Given, that the film is a dense existential character study, it simply wouldn’t work without Kristen Stewart’s performance, and boy does she deliver. Those still tying the performer to her awkward Twilight character be damned, what she delivers here is simply stunning, working with nuance to paint a picture of devastation and heartache. Even with minimal dialogue, Stewart makes Maureen feel fully formed, utilizing painful glances, unexpected sensuality and stray looks to emote ideas louder than words. That final, haunting frame feels like a lightning bolt thanks to Stewart, and her presence and the pain she’s channeling are undeniable.

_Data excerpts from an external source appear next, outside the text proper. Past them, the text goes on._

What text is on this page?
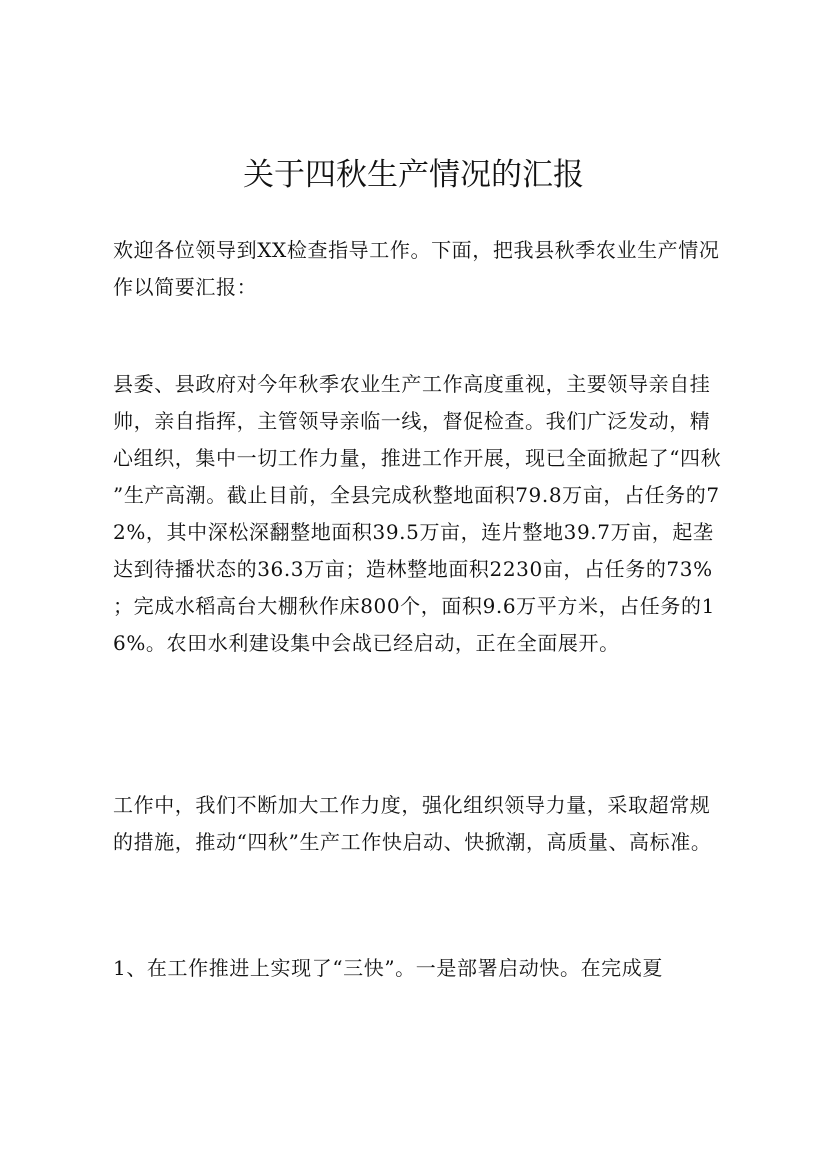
关于四秋生产情况的汇报

欢迎各位领导到XX检查指导工作。下面，把我县秋季农业生产情况作以简要汇报：

县委、县政府对今年秋季农业生产工作高度重视，主要领导亲自挂帅，亲自指挥，主管领导亲临一线，督促检查。我们广泛发动，精心组织，集中一切工作力量，推进工作开展，现已全面掀起了“四秋”生产高潮。截止目前，全县完成秋整地面积79.8万亩，占任务的72%，其中深松深翻整地面积39.5万亩，连片整地39.7万亩，起垄达到待播状态的36.3万亩；造林整地面积2230亩，占任务的73%；完成水稻高台大棚秋作床800个，面积9.6万平方米，占任务的16%。农田水利建设集中会战已经启动，正在全面展开。

工作中，我们不断加大工作力度，强化组织领导力量，采取超常规的措施，推动“四秋”生产工作快启动、快掀潮，高质量、高标准。

1、在工作推进上实现了“三快”。一是部署启动快。在完成夏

Sigrid Bouaziz’s wealthy Lara and Lars Eidinger’s Ingo, the former’s disgruntled ex-lover make minor but effective contributions to the whole, but this is Stewart’s show and she thrives.

Personal Shopper’s relationship with death is honest and brave, finally facing a lot of unsaid fears with an understated grace. Stewart and Assayas are a power team to be reckoned with, delivering a perfect synergy between craft, theme and performance. Those looking for generic horror story will be let down, but just as the film’s protagonist is forced to do, opening up to the unexpected will yield powerful results.